Well, in some respects he meant both, but he could only get away with it because the upper classes in those days did pronounce “ass” with a long ‘a’. This was the early sixties, and on a programme on early enough in the evening for me to be watching it – I would have been about ten at the time. I knew “arse” was a rude word, and this would probably have been the first time I heard it on TV.
But if you really want to hear someone pronounce “ass” as “arse”, try the Sitwell recording of Facade. I think it’s available on Spotify. She was born in 1887, so it’s probably an accent that has died out now.
I’m surprised this has gone on so long, and I think there is a fundamental misunderstanding. This has nothing to do with northern/southern dialects – even southerners who pronounce “pass” to rhyme with “parse” don’t do the same with “ass”. If they say “arse” then they mean arse, not donkey.
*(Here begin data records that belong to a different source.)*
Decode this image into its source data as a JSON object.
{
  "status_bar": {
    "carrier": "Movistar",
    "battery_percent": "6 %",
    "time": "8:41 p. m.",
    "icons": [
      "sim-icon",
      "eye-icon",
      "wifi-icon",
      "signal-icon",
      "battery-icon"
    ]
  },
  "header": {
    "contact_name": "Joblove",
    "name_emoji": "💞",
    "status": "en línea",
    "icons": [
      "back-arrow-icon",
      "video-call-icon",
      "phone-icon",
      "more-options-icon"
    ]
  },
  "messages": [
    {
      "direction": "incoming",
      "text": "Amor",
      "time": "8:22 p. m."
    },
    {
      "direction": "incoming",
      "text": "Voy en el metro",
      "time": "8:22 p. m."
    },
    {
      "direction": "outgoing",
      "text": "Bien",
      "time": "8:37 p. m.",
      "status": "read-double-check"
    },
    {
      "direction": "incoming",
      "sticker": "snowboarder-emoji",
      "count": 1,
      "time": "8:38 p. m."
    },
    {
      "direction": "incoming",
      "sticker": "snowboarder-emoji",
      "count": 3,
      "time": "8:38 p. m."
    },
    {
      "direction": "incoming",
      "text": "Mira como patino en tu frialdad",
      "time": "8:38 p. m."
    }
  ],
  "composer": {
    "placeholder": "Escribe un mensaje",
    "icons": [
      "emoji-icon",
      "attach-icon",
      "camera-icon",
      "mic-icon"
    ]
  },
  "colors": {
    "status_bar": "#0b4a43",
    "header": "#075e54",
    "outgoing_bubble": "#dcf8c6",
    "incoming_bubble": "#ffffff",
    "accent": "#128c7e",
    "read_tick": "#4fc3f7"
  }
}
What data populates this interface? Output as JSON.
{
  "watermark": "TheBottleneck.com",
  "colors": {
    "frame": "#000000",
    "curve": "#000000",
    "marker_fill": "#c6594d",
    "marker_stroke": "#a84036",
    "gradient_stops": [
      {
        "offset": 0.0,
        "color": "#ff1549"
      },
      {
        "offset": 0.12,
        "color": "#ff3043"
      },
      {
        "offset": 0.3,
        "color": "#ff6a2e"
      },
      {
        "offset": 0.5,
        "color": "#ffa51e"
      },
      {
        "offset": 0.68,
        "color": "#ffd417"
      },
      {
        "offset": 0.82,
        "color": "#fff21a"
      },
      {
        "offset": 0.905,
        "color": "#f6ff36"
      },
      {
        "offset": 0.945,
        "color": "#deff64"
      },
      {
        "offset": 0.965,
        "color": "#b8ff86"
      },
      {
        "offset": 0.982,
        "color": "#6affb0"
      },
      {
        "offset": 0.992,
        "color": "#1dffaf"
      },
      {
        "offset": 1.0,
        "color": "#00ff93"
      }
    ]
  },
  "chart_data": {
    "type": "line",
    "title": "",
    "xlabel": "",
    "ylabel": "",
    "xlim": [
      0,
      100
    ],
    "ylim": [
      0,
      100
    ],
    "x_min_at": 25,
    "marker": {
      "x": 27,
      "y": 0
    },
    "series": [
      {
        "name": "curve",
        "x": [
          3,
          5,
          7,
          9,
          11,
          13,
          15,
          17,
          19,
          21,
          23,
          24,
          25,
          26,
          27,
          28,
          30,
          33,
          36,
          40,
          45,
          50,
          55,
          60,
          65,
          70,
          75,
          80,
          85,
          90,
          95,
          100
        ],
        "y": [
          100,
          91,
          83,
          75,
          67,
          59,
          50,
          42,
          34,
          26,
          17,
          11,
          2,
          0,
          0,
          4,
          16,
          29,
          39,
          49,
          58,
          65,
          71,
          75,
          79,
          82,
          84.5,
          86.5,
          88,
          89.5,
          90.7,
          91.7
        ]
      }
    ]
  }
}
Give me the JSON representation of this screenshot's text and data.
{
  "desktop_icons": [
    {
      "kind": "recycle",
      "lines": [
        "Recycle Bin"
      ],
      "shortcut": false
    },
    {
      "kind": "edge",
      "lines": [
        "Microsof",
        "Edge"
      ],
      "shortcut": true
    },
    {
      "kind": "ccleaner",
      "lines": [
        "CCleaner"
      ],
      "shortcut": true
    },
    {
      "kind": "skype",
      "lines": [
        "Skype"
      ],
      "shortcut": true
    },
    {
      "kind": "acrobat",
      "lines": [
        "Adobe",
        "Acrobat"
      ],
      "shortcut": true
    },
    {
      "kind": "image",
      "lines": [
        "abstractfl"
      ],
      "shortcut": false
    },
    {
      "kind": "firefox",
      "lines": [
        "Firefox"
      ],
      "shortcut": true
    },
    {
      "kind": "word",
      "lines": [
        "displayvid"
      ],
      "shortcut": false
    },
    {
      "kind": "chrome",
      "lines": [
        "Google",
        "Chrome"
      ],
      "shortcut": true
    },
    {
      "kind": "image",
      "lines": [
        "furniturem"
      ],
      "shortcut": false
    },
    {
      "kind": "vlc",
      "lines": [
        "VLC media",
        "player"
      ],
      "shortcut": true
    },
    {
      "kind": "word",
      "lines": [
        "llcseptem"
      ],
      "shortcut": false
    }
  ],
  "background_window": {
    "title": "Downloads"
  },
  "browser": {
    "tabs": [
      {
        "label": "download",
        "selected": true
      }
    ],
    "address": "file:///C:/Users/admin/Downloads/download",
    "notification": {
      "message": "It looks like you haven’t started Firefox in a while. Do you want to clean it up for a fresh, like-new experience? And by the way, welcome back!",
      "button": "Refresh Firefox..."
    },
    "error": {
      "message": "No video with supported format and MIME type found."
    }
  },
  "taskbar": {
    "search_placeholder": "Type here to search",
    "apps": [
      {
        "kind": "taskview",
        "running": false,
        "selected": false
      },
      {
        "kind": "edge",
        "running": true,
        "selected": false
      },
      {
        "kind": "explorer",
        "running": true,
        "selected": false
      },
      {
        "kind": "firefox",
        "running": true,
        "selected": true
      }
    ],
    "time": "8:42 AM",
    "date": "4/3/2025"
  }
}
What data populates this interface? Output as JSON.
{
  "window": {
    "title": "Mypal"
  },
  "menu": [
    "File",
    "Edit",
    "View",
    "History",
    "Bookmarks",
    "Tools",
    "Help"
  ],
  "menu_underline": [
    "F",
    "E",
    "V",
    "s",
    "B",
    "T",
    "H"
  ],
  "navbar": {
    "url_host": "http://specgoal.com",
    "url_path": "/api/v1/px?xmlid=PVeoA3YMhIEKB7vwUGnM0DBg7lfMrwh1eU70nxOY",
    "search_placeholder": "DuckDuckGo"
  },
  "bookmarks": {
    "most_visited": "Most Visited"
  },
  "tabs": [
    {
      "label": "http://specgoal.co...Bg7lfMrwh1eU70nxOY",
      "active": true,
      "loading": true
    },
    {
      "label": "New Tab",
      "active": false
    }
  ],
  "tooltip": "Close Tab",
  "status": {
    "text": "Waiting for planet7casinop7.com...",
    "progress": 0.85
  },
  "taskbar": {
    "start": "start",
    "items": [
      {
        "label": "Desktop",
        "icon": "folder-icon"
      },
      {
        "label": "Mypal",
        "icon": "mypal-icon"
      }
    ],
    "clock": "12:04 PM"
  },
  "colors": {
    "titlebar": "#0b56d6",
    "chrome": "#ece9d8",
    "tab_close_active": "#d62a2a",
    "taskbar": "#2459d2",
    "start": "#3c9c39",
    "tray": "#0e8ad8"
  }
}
Over thirty years in the army I must have heard most British dialects, not to mention plentiful use of the word “arse”, and I can’t think of one in which “ass” and “arse” are not readily distinguishable. Even when the “r” is not pronounced it still modifies the vowel sound. The “a” in “arse” sounds like the “a” in “hard”, irrespective of whether the “r” is pronounced; the “a” in “ass” sounds like the “a” in “gas”. I don’t believe either southern Brits or Americans fill their cars up with garse.
As a youngster I lived near Baaath(Bath) my wife from oop north says BAth, hard A.I also lived near Froooom(Frome) but my wife ,or any one not from Somerset would call it FrOme,hard O.
On a side note, I had always thought that the word “ass,” as in a donkey, is where the word “ass” as in …well…ass… came from. You know, “Get off your ass,” Get off and walk, don’t be a lazy arse and let the ass carry you all the way!” Of course, I couldn’t be arsed to tell you how that came out of my ass.
Nah. It’s a latin root- Asinus, probably via the French “Âne”
Arse and ass are definately pronounced pronounced differently. “ass” as in a’-ss an “arse” as in aaaarrrr-s
Aye, ‘arse’ and ‘ass’ do sound different everywhere in the UK. However, ‘barrrstarrrd’ is a more southern way of saying the word, whereas in the North there’d be some who said it like that (but with less emphasis on the R sounds) and some who pronounced it with short As.
Just stumbled across this blog, and very much enjoying it. Good show and top hole, old bean!